Heart Murmur Detection from Phonocardiogram Based on Continuous Wavelet Transform and 2-D Convolutional Neural Network

Pan Xia, Zhengling He, Yusi Zhu
School of Electronic, Electrical and Communication Engineering, University of Chinese Academy of Sciences


The PCG is a potential diagnostic tool for identifying early heart malfunctioning caused by congenital and acquired heart disease in pediatric populations. Accurate diagnosis and early intervention for heart murmur are of great significance to the prevention and treatment of cardiovascular disease. The goal of the Physionet/CinC Challenge 2022 is to identify the presence, absence, or unclear cases of murmurs from PCG recordings.
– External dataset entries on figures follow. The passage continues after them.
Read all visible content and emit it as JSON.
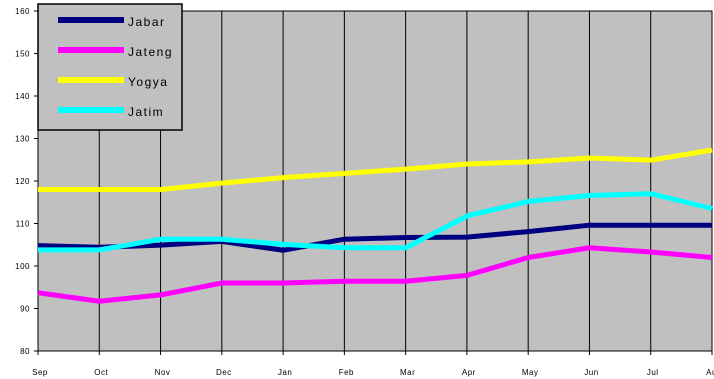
{
  "chart_data": {
    "type": "line",
    "categories": [
      "Sep",
      "Oct",
      "Nov",
      "Dec",
      "Jan",
      "Feb",
      "Mar",
      "Apr",
      "May",
      "Jun",
      "Jul",
      "Aug"
    ],
    "ylim": [
      80,
      160
    ],
    "yticks": [
      80,
      90,
      100,
      110,
      120,
      130,
      140,
      150,
      160
    ],
    "grid": "vertical",
    "legend": "top-left",
    "series": [
      {
        "name": "Jabar",
        "color": "#000080",
        "values": [
          104.8,
          104.4,
          104.9,
          105.8,
          103.7,
          106.3,
          106.7,
          106.8,
          108.1,
          109.6,
          109.6,
          109.6
        ]
      },
      {
        "name": "Jateng",
        "color": "#ff00ff",
        "values": [
          93.7,
          91.7,
          93.2,
          96.0,
          96.0,
          96.4,
          96.4,
          97.8,
          102.0,
          104.3,
          103.3,
          102.0
        ]
      },
      {
        "name": "Yogya",
        "color": "#ffff00",
        "values": [
          118.0,
          118.0,
          118.0,
          119.5,
          120.8,
          121.8,
          122.8,
          124.0,
          124.5,
          125.4,
          124.9,
          127.3
        ]
      },
      {
        "name": "Jatim",
        "color": "#00ffff",
        "values": [
          103.8,
          103.8,
          106.3,
          106.3,
          105.1,
          104.3,
          104.3,
          111.8,
          115.2,
          116.6,
          117.0,
          113.5
        ]
      }
    ]
  }
}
In this paper, we proposed an approach to identify heart murmurs from PCGs by using continuous wavelet transform (CWT) and a 2-D convolutional neural network. Firstly, the first 30 seconds of the PCG recordings from multiple auscultation locations on the body were transformed into 2-D time-frequency spectrum diagrams using CWT. Secondly, a deep 2-D convolutional neural network with residual connection and attention mechanism was designed to extract the complex pathological patterns of heart murmurs. The demographic data (such as age, sex, height, weight, and pregnancy status) was concatenated into the feature vector before the last fully connected layer. The proposed deep framework adopted 2-D time-frequency spectrum diagrams as input, and the prediction probabilities of 3 categories were outputs. Finally, a custom challenge loss that can force the network to minimize the Challenge score was proposed and the joint loss consisting of the custom challenge loss and binary cross-entropy was adopted to train the total network. The official public dataset was divided into 80%-20% stratified training-test sets and our proposed approach achieved a 5-fold cross-validation score of 954 by using the Challenge burden score metric. Our team, MetaHeart, achieved a Challenge score of 736 on the hidden validation set which placed us 15th out of over 50 teams.